1 is a schematic explanatory view of a mold according to the present invention, and is a half sectional view taken along an arrow AA in FIG.

FIG. 2 is a plan view of a mold according to the present invention.

FIG. 3 is a schematic explanatory view (cross-sectional view) showing a relationship between a mold and a casting slab in conventional DC casting.

FIG. 4 is an explanatory diagram showing a relationship between a rolling slab and its internal structure.

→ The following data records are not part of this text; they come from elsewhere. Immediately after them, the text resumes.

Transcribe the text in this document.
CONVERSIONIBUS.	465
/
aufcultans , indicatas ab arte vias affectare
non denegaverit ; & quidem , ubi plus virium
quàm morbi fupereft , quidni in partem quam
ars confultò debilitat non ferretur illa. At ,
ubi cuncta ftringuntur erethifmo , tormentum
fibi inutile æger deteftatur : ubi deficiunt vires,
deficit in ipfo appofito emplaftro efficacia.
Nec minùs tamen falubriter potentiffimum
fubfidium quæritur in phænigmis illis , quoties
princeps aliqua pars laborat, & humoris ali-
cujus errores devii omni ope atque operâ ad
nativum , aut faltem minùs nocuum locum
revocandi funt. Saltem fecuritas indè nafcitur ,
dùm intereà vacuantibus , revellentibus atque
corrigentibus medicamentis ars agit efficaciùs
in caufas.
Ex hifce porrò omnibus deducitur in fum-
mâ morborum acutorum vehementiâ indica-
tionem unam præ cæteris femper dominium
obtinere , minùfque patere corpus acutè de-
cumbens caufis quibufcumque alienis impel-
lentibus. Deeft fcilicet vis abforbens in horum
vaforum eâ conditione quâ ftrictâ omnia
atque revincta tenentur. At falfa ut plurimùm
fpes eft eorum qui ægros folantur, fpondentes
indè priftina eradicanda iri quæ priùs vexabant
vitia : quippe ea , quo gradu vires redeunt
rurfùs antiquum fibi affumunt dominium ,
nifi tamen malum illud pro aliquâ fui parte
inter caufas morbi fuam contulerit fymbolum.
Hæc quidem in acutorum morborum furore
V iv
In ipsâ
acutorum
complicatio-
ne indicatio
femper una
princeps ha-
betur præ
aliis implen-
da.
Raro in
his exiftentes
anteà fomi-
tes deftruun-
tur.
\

[Explanation of symbols] 1 molten metal 2 solidified metal 21 frame structure 211 chill layer 212 coarse cell layer (columnar crystal) 22 fine cell layer (granular crystal) 2a solidified outer surface of slab 3 water-cooled mold 3a molten metal side thickness 3b water chamber 3c Water radiating nozzle 3d Radiant cooling water 7 Air gap 30 Two-stage water cooling mold 31 Upper mold 31a Molten metal side thickness 31b Primary cooling water chamber 31c Primary cooling water inlet 31d Primary cooling water outlet 32 Lower mold 32a Solidified metal side thickness 32b Two Secondary cooling water chamber 32c Secondary cooling water radiation nozzle 32d Secondary cooling water radiation 33 Insulation material

Claims (4)

[Claims] 1. A metal water-cooled mold for semi-continuous casting, in which molten metal is injected from above into a rectangular water-cooled mold having an open bottom, and solidified metal is continuously taken out from the bottom of the mold, wherein the water-cooled mold is an upper mold. The lower mold has a two-stage structure. The upper mold has a sufficiently thick wall on the molten metal side, and the primary cooling water in the upper mold flows from the short side of the mold and flows out from a large number of outlets all around the mold. Discharge to the outside, the lower mold has a sufficiently thin wall thickness on the solidified metal side, and the secondary cooling water in the lower mold flows in from the shorter side of the mold to radiatively cool the solidified metal from the entire inner circumference of the lower part of the mold. A mold for vertical semi-continuous casting of a non-ferrous metal slab, which is characterized in that 2. The vertical semi-continuous casting mold for a non-ferrous metal slab according to claim 1, wherein the metal is aluminum or an aluminum alloy. 3. The wall thickness of the upper mold is 40 to 40 on the molten metal side.
60 mm, the lower mold has a wall thickness on the solidified metal side of 5 to 10
mm, The mold for vertical semi-continuous casting of a non-ferrous metal slab according to claim 1 or 2, wherein 4. The angle of radiatively cooling the secondary cooling water to the solidified metal is 20 to 30 ° with respect to the surface of the solidified metal, according to any one of claims 1, 2 and 3. A mold for vertical semi-continuous casting of a non-ferrous metal slab described in.